I’ve been thinking about all the things I learned growing up. By three, I was already reading! I mastered tying my shoes and riding bikes with such pride. My handwriting got neater with practice. As years passed, I conquered algebra, memorized history facts, and eventually slid behind the wheel for my first drive. I researched, wrote papers, developed work skills, and even learned how to teach others what I knew.
Here I am at 23, supposedly grown, with all these accomplishments under my belt. Yet something fundamental is missing. I never learned how to love myself. Isn’t that strange? I can tie complicated knots, drive through busy traffic, write research papers…but loving myself? That skill somehow slipped through the cracks.
I don’t blame anyone for this gap in my education. My parents, teachers, and mentors prepared me wonderfully for life. I think self-love just doesn’t seem like something that needs teaching at least not to most people. It’s supposed to come naturally, right? Living with depression changes everything. When sadness overwhelms me or positivity feels impossible, I stop caring for myself altogether. Deep inside, a stubborn part of me still struggles to believe I’m worthy of love, especially my own.
So how do we learn to love ourselves? I wish I could tell you there’s a magic switch that makes everything easier. There isn’t. The journey is messy. It’s challenging. It takes consistent work. That’s just the truth. What I’m learning works for me: When I have those golden moments of self-appreciation, I say them out loud. If I catch myself looking good in the mirror, I don’t just think it, I actually say, “Wow girl, you look good!” When I write something I’m proud of, I acknowledge it. I celebrate it. And when others compliment me, I write it down. I save it.

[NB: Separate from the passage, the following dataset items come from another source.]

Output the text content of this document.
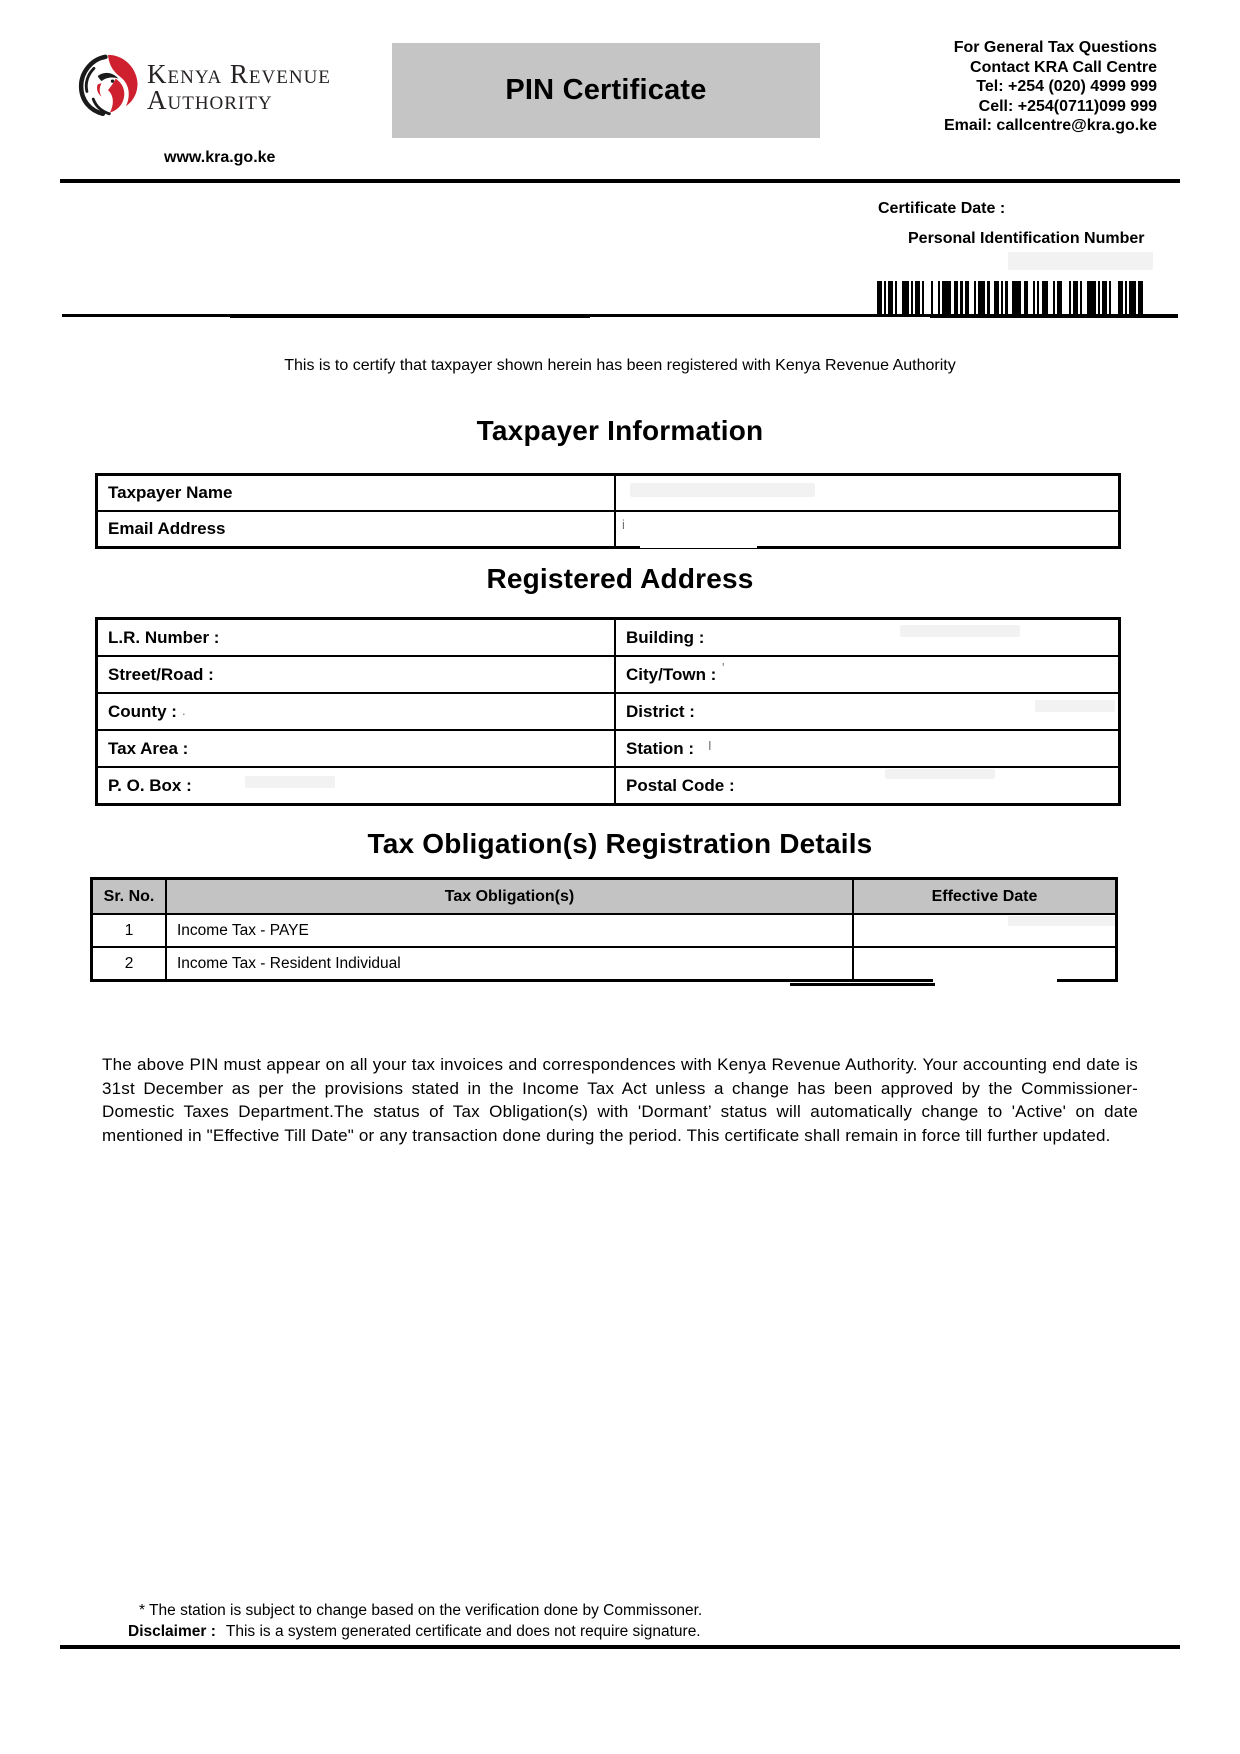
Kenya Revenue
Authority
www.kra.go.ke
PIN Certificate
For General Tax Questions
Contact KRA Call Centre
Tel: +254 (020) 4999 999
Cell: +254(0711)099 999
Email: callcentre@kra.go.ke
Certificate Date :
Personal Identification Number
This is to certify that taxpayer shown herein has been registered with Kenya Revenue Authority
Taxpayer Information
Taxpayer Name
Email Address	i
Registered Address
L.R. Number :	Building :
Street/Road :	City/Town :
County :	District :
Tax Area :	Station :
P. O. Box :	Postal Code :
'
.
I
Tax Obligation(s) Registration Details
Sr. No.	Tax Obligation(s)	Effective Date
1	Income Tax - PAYE
2	Income Tax - Resident Individual
The above PIN must appear on all your tax invoices and correspondences with Kenya Revenue Authority. Your accounting end date is 31st December as per the provisions stated in the Income Tax Act unless a change has been approved by the Commissioner-Domestic Taxes Department.The status of Tax Obligation(s) with 'Dormant’ status will automatically change to 'Active' on date mentioned in "Effective Till Date" or any transaction done during the period. This certificate shall remain in force till further updated.
* The station is subject to change based on the verification done by Commissoner.
Disclaimer : This is a system generated certificate and does not require signature.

I’m not perfect at following my own advice though. Some days, despite knowing a thousand tips and inspirational quotes, nothing seems to help. In my 23 years, I’ve gathered a lot of knowledge, but I still have much to learn including how to consistently love myself. On my darkest days, I turn to my “happy save” on my phone and in my email. I borrowed this idea from a friend — collections of messages, emails, tweets, and notes that once made me smile. These treasured memories remind me why I deserve my own love when I can’t remember by myself. If you’re struggling with self-love too, please know you’re not alone. So many of us are walking this same path, learning as we go. It might be the hardest thing we ever learn to do. But we’re all learning together. You, me, the people around us we’re all works in progress. And someday, step by step, we’ll get there. Together.